Malik jadi berpikir sejenak, sama seperti Zoya dia pun ingin segera membersihkan dirinya yang penuh keringat ini. "Baiklah, kalau begitu," ujarnya menyetujui. "Tetapi kalau ada apa-apa cepatlah berteriak dan panggil aku, Zoya. Ingat itu!"

Gadis itu mengangguk dan menampilkan senyumnya yang dibuat-buat. "Baiklah, Pak Malik. Aku akan berteriak dengan sangat kencang kalau terjadi sesuatu padaku. Aku pasti melakukannya, bahkan sampai semua orang yang mendengar menutup telinga karena merasa bising." Wajah Zoya berubah datar setelah mengatakan itu. "Sudah Pak Zubair bilang di sini aman. Kau terlalu berlebihan, Pak Malik," ucapnya sedikit kesal dan segera pergi dari sana.

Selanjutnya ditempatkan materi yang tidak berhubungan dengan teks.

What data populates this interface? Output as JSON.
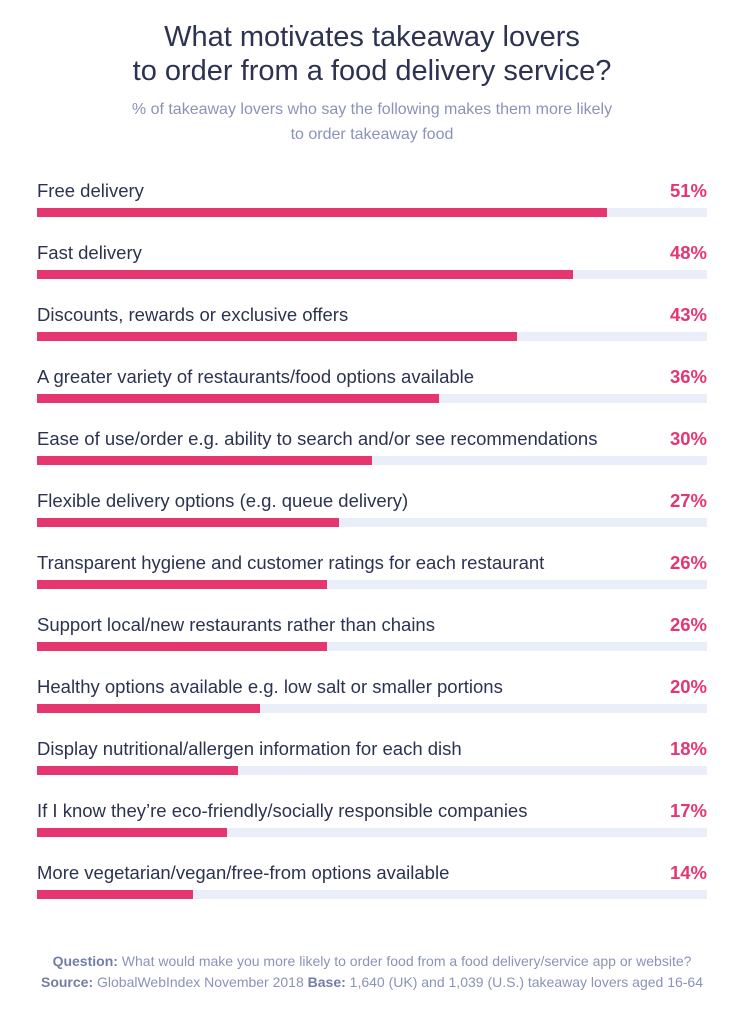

Malik hanya bisa menggeleng dan menghela napas berat. Gadis itu tidak tahu sepertinya, Malik hanya ingin menjalankan tugasnya dengan penuh tanggung jawab.

"Ranvi memberimu tugas untuk menjaga gadis itu, Malik?

Malik mengangguk seraya tersenyum ke arah Pak Zubair. "Iya, Pak. Tugasku sekarang hanya menjaga Zoya dan mengantar dia pulang ke negaranya dengan selamat."

"Ranvi akan sangat bangga padamu, Malik. Kau menjalankan tugasmu dengan baik," cakapnya tersenyum. "Sekarang kau ikut aku, ada hal penting yang ingin aku bicarakan padamu, Malik," tambahnya berubah serius.

"Mengenai apa, Pak?" tanya Malik penasaran.

"Ikut aku saja dulu dan bersihkan dirimu. Setelah itu aku akan mengatakannya padamu." Pak Zubair menarik napas dalam dan mengembuskannya perlahan. "Ini sangat genting dan sepertinya kita perlu bantuanmu dan juga Ranvi. Aku tahu kau pasti tahu keberadaan kawanku itu sekarang."